Sekarang ini, perselisihan tak boleh dihidupkan lagi. Tak boleh dimunculkan lagi. Mazhab-mazhab Islam tak boleh menghina apa yang disakralkan oleh mazhab lainnya. Tentu saja mempersoalkan masalah-masalah sensitif mazhab lain merupakan tindakan yang provokatif. Hal semacam itu akan berujung pada perpecahan di tubuh umat Islam. Perpecahan ini tidak boleh terjadi. Inilah pandangan kita!
Dalam haji tahun ini, kita juga menyampaikan pesan tersebut kepada para hujjaj. Kita katakan, mereka yang peduli dengan Islam seluruhnya mengatakan jangan sampai mengungkit-ngungkit persoalan sensitif mazhab lain sehingga memunculkan suasana kritis dan permusuhan. Sekarang ini, ada musuh besar. Bukan Sunni, bukan Syiah, bukan juga mazhab-mazhab Islam lainnya. Ketika musuh mendekat kepada kalangan Sunni, mereka berusaha meyakinkan dengan cara tertentu. Ketika mendekat dengan kalangan Syiah, mereka bicara dengan cara yang lain pula. Sebab yang mereka inginkan adalah perpecahan, konflik, dan perang di tubuh umat Islam. Kita mesti waspada dengan musuh semacam itu!

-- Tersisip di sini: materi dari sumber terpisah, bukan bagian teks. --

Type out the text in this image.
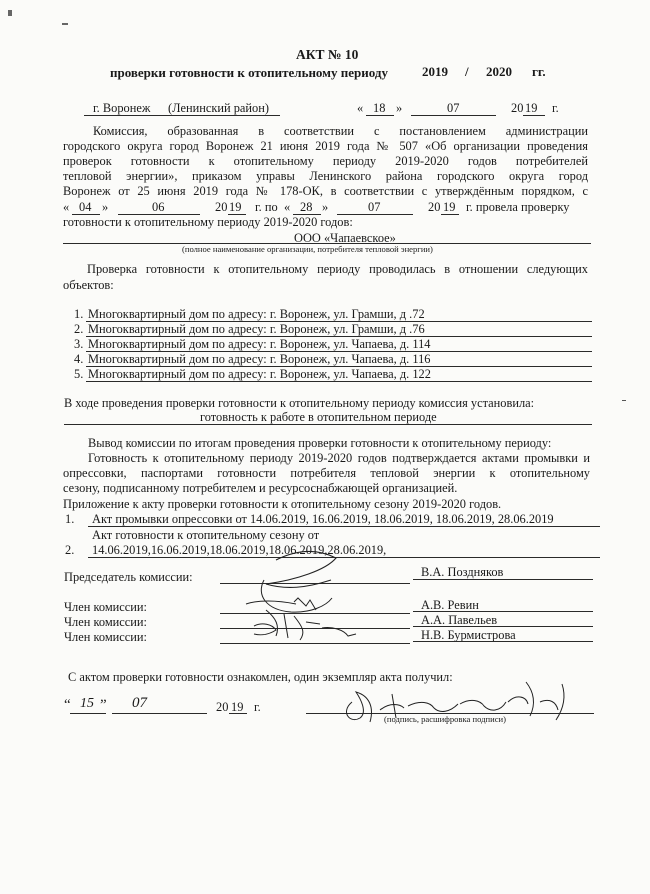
АКТ № 10
проверки готовности к отопительному периоду	2019 / 2020 гг.
г. Воронеж (Ленинский район)	« 18 »	07	20 19 г.
Комиссия, образованная в соответствии с постановлением администрации
городского округа город Воронеж 21 июня 2019 года № 507 «Об организации проведения
проверок готовности к отопительному периоду 2019-2020 годов потребителей
тепловой энергии», приказом управы Ленинского района городского округа город
Воронеж от 25 июня 2019 года № 178-ОК, в соответствии с утверждённым порядком, с
« 04 »	06	20 19 г. по « 28 »	07	20 19 г. провела проверку
готовности к отопительному периоду 2019-2020 годов:
ООО «Чапаевское»
(полное наименование организации, потребителя тепловой энергии)
Проверка готовности к отопительному периоду проводилась в отношении следующих
объектов:
1. Многоквартирный дом по адресу: г. Воронеж, ул. Грамши, д .72
2. Многоквартирный дом по адресу: г. Воронеж, ул. Грамши, д .76
3. Многоквартирный дом по адресу: г. Воронеж, ул. Чапаева, д. 114
4. Многоквартирный дом по адресу: г. Воронеж, ул. Чапаева, д. 116
5. Многоквартирный дом по адресу: г. Воронеж, ул. Чапаева, д. 122
В ходе проведения проверки готовности к отопительному периоду комиссия установила:
готовность к работе в отопительном периоде
Вывод комиссии по итогам проведения проверки готовности к отопительному периоду:
Готовность к отопительному периоду 2019-2020 годов подтверждается актами промывки и
опрессовки, паспортами готовности потребителя тепловой энергии к отопительному
сезону, подписанному потребителем и ресурсоснабжающей организацией.
Приложение к акту проверки готовности к отопительному сезону 2019-2020 годов.
1. Акт промывки опрессовки от 14.06.2019, 16.06.2019, 18.06.2019, 18.06.2019, 28.06.2019
Акт готовности к отопительному сезону от
2. 14.06.2019,16.06.2019,18.06.2019,18.06.2019,28.06.2019,
Председатель комиссии:	В.А. Поздняков
Член комиссии:	А.В. Ревин
Член комиссии:	А.А. Павельев
Член комиссии:	Н.В. Бурмистрова
С актом проверки готовности ознакомлен, один экземпляр акта получил:
“ 15 ” 07	20 19 г.
(подпись, расшифровка подписи)
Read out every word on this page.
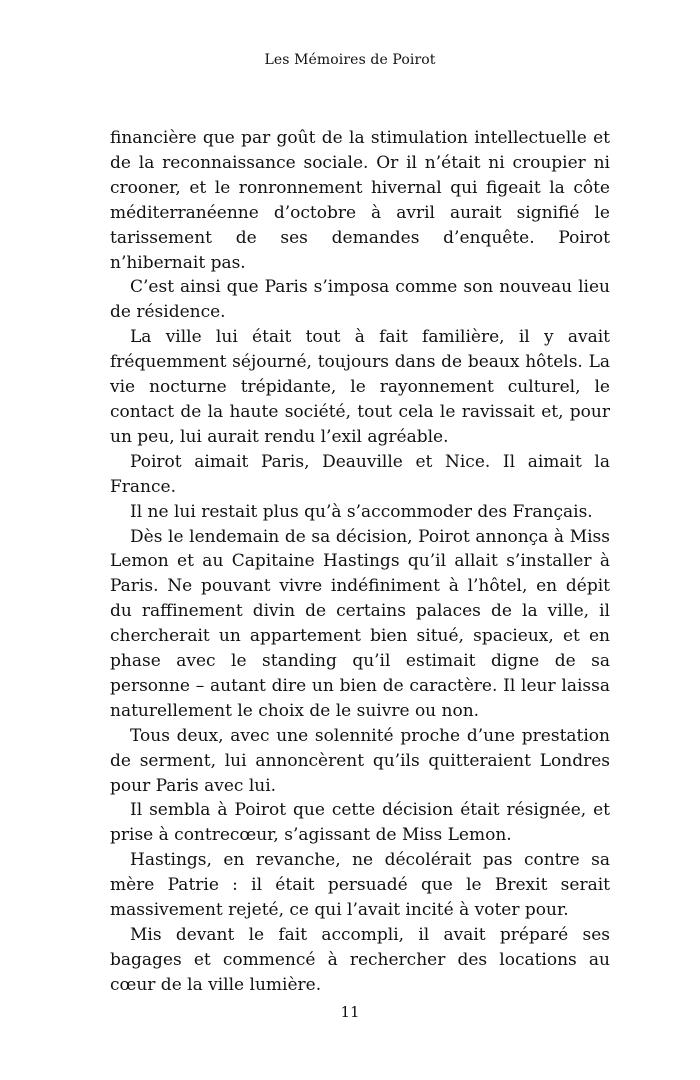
Les Mémoires de Poirot

financière que par goût de la stimulation intellectuelle et de la reconnaissance sociale. Or il n’était ni croupier ni crooner, et le ronronnement hivernal qui figeait la côte méditerranéenne d’octobre à avril aurait signifié le tarissement de ses demandes d’enquête. Poirot n’hibernait pas.

C’est ainsi que Paris s’imposa comme son nouveau lieu de résidence.

La ville lui était tout à fait familière, il y avait fréquemment séjourné, toujours dans de beaux hôtels. La vie nocturne trépidante, le rayonnement culturel, le contact de la haute société, tout cela le ravissait et, pour un peu, lui aurait rendu l’exil agréable.

Poirot aimait Paris, Deauville et Nice. Il aimait la France.

Il ne lui restait plus qu’à s’accommoder des Français.

Dès le lendemain de sa décision, Poirot annonça à Miss Lemon et au Capitaine Hastings qu’il allait s’installer à Paris. Ne pouvant vivre indéfiniment à l’hôtel, en dépit du raffinement divin de certains palaces de la ville, il chercherait un appartement bien situé, spacieux, et en phase avec le standing qu’il estimait digne de sa personne – autant dire un bien de caractère. Il leur laissa naturellement le choix de le suivre ou non.

Tous deux, avec une solennité proche d’une prestation de serment, lui annoncèrent qu’ils quitteraient Londres pour Paris avec lui.

Il sembla à Poirot que cette décision était résignée, et prise à contrecœur, s’agissant de Miss Lemon.

Hastings, en revanche, ne décolérait pas contre sa mère Patrie : il était persuadé que le Brexit serait massivement rejeté, ce qui l’avait incité à voter pour.

Mis devant le fait accompli, il avait préparé ses bagages et commencé à rechercher des locations au cœur de la ville lumière.

11
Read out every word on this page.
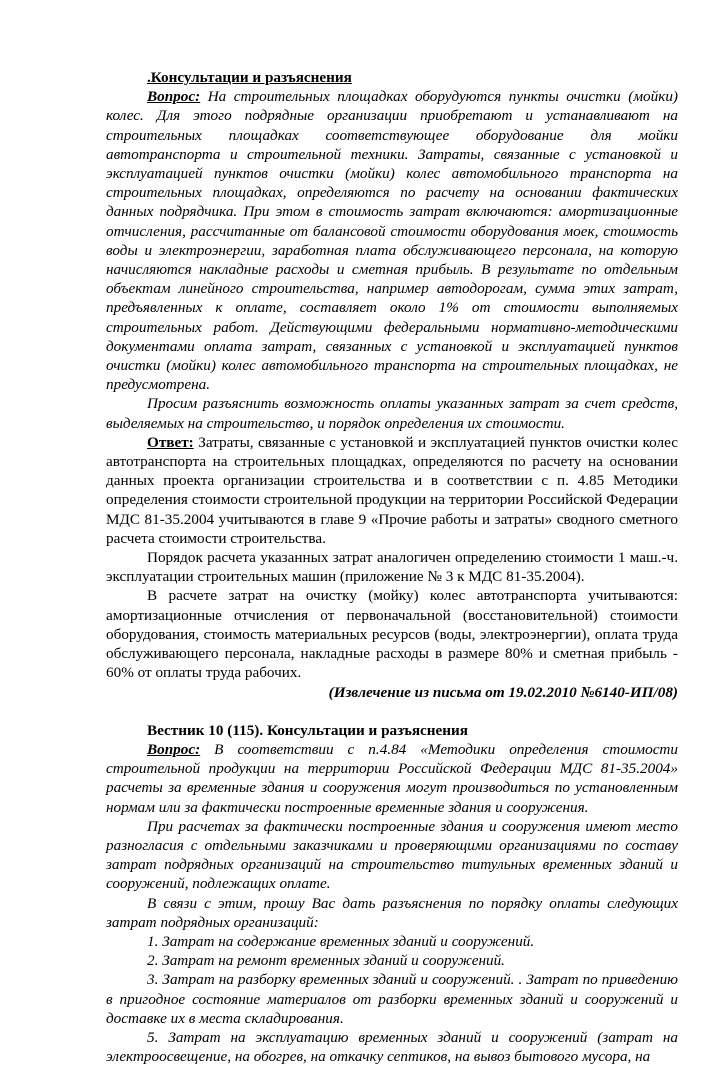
.Консультации и разъяснения

Вопрос: На строительных площадках оборудуются пункты очистки (мойки) колес. Для этого подрядные организации приобретают и устанавливают на строительных площадках соответствующее оборудование для мойки автотранспорта и строительной техники. Затраты, связанные с установкой и эксплуатацией пунктов очистки (мойки) колес автомобильного транспорта на строительных площадках, определяются по расчету на основании фактических данных подрядчика. При этом в стоимость затрат включаются: амортизационные отчисления, рассчитанные от балансовой стоимости оборудования моек, стоимость воды и электроэнергии, заработная плата обслуживающего персонала, на которую начисляются накладные расходы и сметная прибыль. В результате по отдельным объектам линейного строительства, например автодорогам, сумма этих затрат, предъявленных к оплате, составляет около 1% от стоимости выполняемых строительных работ. Действующими федеральными нормативно-методическими документами оплата затрат, связанных с установкой и эксплуатацией пунктов очистки (мойки) колес автомобильного транспорта на строительных площадках, не предусмотрена.

Просим разъяснить возможность оплаты указанных затрат за счет средств, выделяемых на строительство, и порядок определения их стоимости.

Ответ: Затраты, связанные с установкой и эксплуатацией пунктов очистки колес автотранспорта на строительных площадках, определяются по расчету на основании данных проекта организации строительства и в соответствии с п. 4.85 Методики определения стоимости строительной продукции на территории Российской Федерации МДС 81-35.2004 учитываются в главе 9 «Прочие работы и затраты» сводного сметного расчета стоимости строительства.

Порядок расчета указанных затрат аналогичен определению стоимости 1 маш.-ч. эксплуатации строительных машин (приложение № 3 к МДС 81-35.2004).

В расчете затрат на очистку (мойку) колес автотранспорта учитываются: амортизационные отчисления от первоначальной (восстановительной) стоимости оборудования, стоимость материальных ресурсов (воды, электроэнергии), оплата труда обслуживающего персонала, накладные расходы в размере 80% и сметная прибыль - 60% от оплаты труда рабочих.

(Извлечение из письма от 19.02.2010 №6140-ИП/08)

Вестник 10 (115). Консультации и разъяснения

Вопрос: В соответствии с п.4.84 «Методики определения стоимости строительной продукции на территории Российской Федерации МДС 81-35.2004» расчеты за временные здания и сооружения могут производиться по установленным нормам или за фактически построенные временные здания и сооружения.

При расчетах за фактически построенные здания и сооружения имеют место разногласия с отдельными заказчиками и проверяющими организациями по составу затрат подрядных организаций на строительство титульных временных зданий и сооружений, подлежащих оплате.

В связи с этим, прошу Вас дать разъяснения по порядку оплаты следующих затрат подрядных организаций:

1. Затрат на содержание временных зданий и сооружений.

2. Затрат на ремонт временных зданий и сооружений.

3. Затрат на разборку временных зданий и сооружений. . Затрат по приведению в пригодное состояние материалов от разборки временных зданий и сооружений и доставке их в места складирования.

5. Затрат на эксплуатацию временных зданий и сооружений (затрат на электроосвещение, на обогрев, на откачку септиков, на вывоз бытового мусора, на
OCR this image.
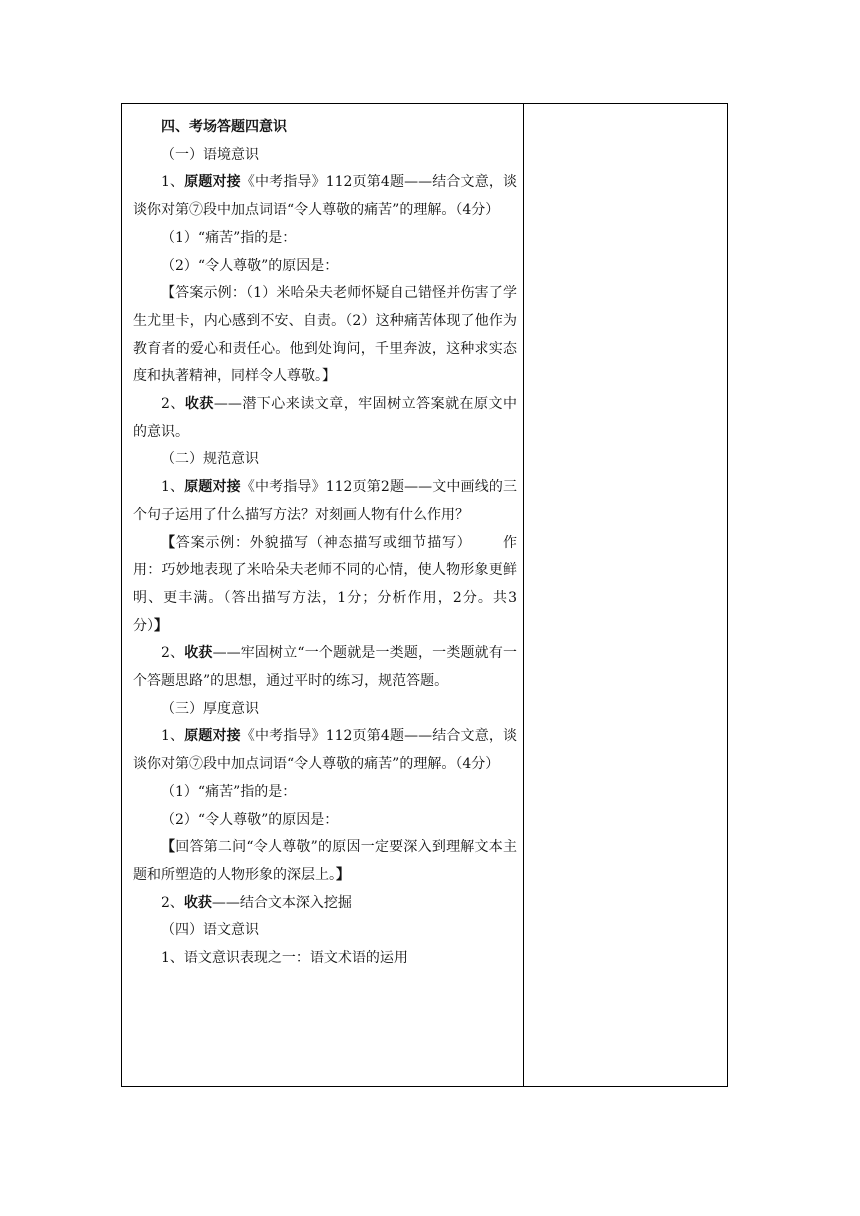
四、考场答题四意识

（一）语境意识

1、原题对接《中考指导》112页第4题——结合文意，谈谈你对第⑦段中加点词语“令人尊敬的痛苦”的理解。（4分）

（1）“痛苦”指的是：

（2）“令人尊敬”的原因是：

【答案示例：（1）米哈朵夫老师怀疑自己错怪并伤害了学生尤里卡，内心感到不安、自责。（2）这种痛苦体现了他作为教育者的爱心和责任心。他到处询问，千里奔波，这种求实态度和执著精神，同样令人尊敬。】

2、收获——潜下心来读文章，牢固树立答案就在原文中的意识。

（二）规范意识

1、原题对接《中考指导》112页第2题——文中画线的三个句子运用了什么描写方法？对刻画人物有什么作用？

【答案示例：外貌描写（神态描写或细节描写）      作用：巧妙地表现了米哈朵夫老师不同的心情，使人物形象更鲜明、更丰满。（答出描写方法，1分；分析作用，2分。共3分）】

2、收获——牢固树立“一个题就是一类题，一类题就有一个答题思路”的思想，通过平时的练习，规范答题。

（三）厚度意识

1、原题对接《中考指导》112页第4题——结合文意，谈谈你对第⑦段中加点词语“令人尊敬的痛苦”的理解。（4分）

（1）“痛苦”指的是：

（2）“令人尊敬”的原因是：

【回答第二问“令人尊敬”的原因一定要深入到理解文本主题和所塑造的人物形象的深层上。】

2、收获——结合文本深入挖掘

（四）语文意识

1、语文意识表现之一：语文术语的运用
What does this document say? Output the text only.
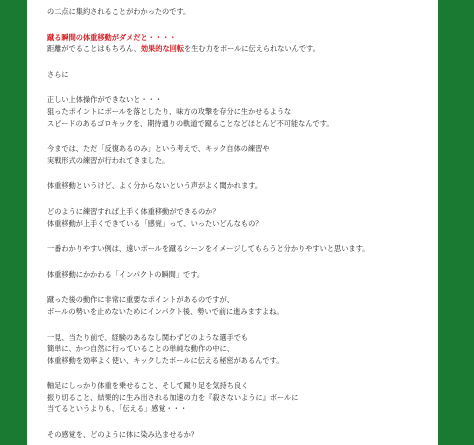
の二点に集約されることがわかったのです。
蹴る瞬間の体重移動がダメだと・・・・
距離がでることはもちろん、効果的な回転を生む力をボールに伝えられないんです。
さらに
正しい上体操作ができないと・・・
狙ったポイントにボールを落としたり、味方の攻撃を存分に生かせるような
スピードのあるゴロキックを、期待通りの軌道で蹴ることなどほとんど不可能なんです。
今までは、ただ「反復あるのみ」という考えで、キック自体の練習や
実戦形式の練習が行われてきました。
体重移動というけど、よく分からないという声がよく聞かれます。
どのように練習すれば上手く体重移動ができるのか？
体重移動が上手くできている「感覚」って、いったいどんなもの？
一番わかりやすい例は、遠いボールを蹴るシーンをイメージしてもらうと分かりやすいと思います。
体重移動にかかわる「インパクトの瞬間」です。
蹴った後の動作に非常に重要なポイントがあるのですが、
ボールの勢いを止めないためにインパクト後、勢いで前に進みますよね。
一見、当たり前で、経験のあるなし関わずどのような選手でも
簡単に、かつ自然に行っていることの単純な動作の中に、
体重移動を効率よく使い、キックしたボールに伝える秘密があるんです。
軸足にしっかり体重を乗せること、そして蹴り足を気持ち良く
振り切ること、結果的に生み出される加速の力を『殺さないように』ボールに
当てるというよりも、「伝える」感覚・・・
その感覚を、どのように体に染み込ませるか？
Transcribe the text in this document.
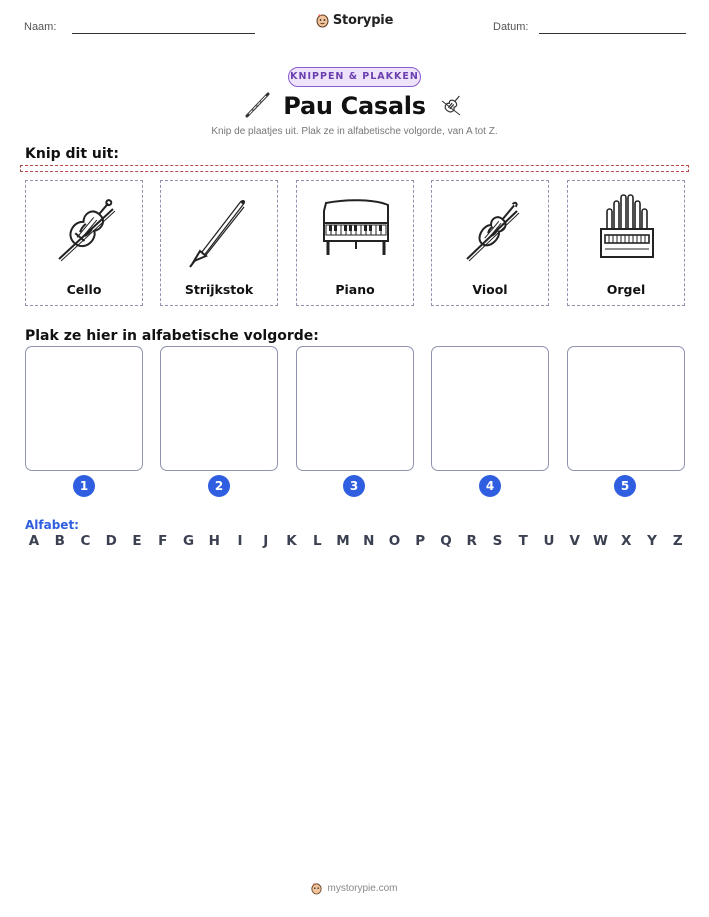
Naam:	Storypie	Datum:
KNIPPEN & PLAKKEN
Pau Casals
Knip de plaatjes uit. Plak ze in alfabetische volgorde, van A tot Z.
Knip dit uit:
Cello	Strijkstok	Piano	Viool	Orgel
Plak ze hier in alfabetische volgorde:
1	2	3	4	5
Alfabet:
A B C D E F G H	I	J	K L M N O P Q R S T U V W X Y Z
mystorypie.com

Kita bersyukur kepada Allah swt, atas rahmat yang diberikan-Nya kepada bangsa Iran selama 27 atau 28 tahun terakhir ini Allah memberikan taufiknya kepada bangsa ini, sehingga mampu mengibarkan bendera Islam di negeri ini dan mematahkan skenario imperialis. Jika kita ingin menyenaraikan seluruh konspirasi, ambisi, dan gerakan imperialis melawan Republik Islam Iran, semuanya itu tanpa terkecuali mengalami kegagalan. Musuhlah yang kalah. Musuh hanya punya mulut besar, arogan, dan imperialis. Kita tak punya klaim. Tapi kita, umat Islam, berkat iman kita, tawakkal kita, kehadiran kita di medan perjuangan, berkat keinginan untuk melaksanakan tanggung jawab kita, kita bangsa Iran akhirnya mampu menundukkan seluruh konspirasi kekuatan imperialis di berbagai bidang. Meski dengan beragam cara mereka berusaha menciptakan perpecahan, namun mereka tetap gagal. Dan kita mesti selalu waspada!
Saudaraku! Jalan untuk melanjutkan kesuksesan ini adalah jangan sampai kita melupakan musuh. Musuh tidak boleh dilupakan. Kita mesti waspada adanya musuh di berbagai persoalan. Yang bisa memanfaatkan kita kapan saja, saat kita lalai. Dan menghantam kita. Ini merupakan cara yang diajarkan oleh Al-Quran kepada kita. Kalian bisa lihat, betapa sering Al-Quran menyebut kata syaitan berulang kali. Padahal, menyebut sekali saja sebenarnya sudah cukup. Namun Al-Quran tetap menyebutnya berulang-ulang. Itu semua untuk mengingatkan manusia agar tidak lupa dengan musuhnya dan musuh bisa saja menghantam mereka. Mereka mesti ingat bahwa hidup adalah medan tantangan dan perjuangan. Inilah jalan untuk mempertahankan kesuksesan. Yaitu: jangan pernah melupakan musuh. Kita juga jangan sampai melupakan Allah sebagai penolong kita. Kita juga jangan pernah melupakan rasa tanggung jawab kita untuk hadir langsung di medan perjuangan. Semuanya itu merupakan faktor yang amat penting dan berpengaruh.
Tak lama lagi, bangsa Iran akan menggelar pemilu. Mengenai pemilu ini, saya punya pesan khusus dan Insya Allah akan saya paparkan dalam waku dekat. Pemilu adalah salah satu persoalan yang penting. Di sinilah bangsa Iran mesti lebih waspada. Mereka mesti tahu bahwa ini merupakan salah satu ujian, salah satu ranah yang efektif, salah satu celah yang bisa dimanfaatkan musuh, jika kita lalai. Tentu saja Allah swt penolong kalian, bangsa yang mulia, pemberani, yang rela berkorban dan setia. Selanjutnya, kita juga berharap Allah swt selalu membantu bangsa Iran di berbagai tahapan perjuangannya. Semoga Allah swt menjadikan hari Idul Ghadir sebagai berkah bagi seluruh bangsa Iran dan memberikan hadiah hari raya-Nya kepada bangsa ini sehingga bisa selangkah lebih dekat pada cita-cita luhur Islam.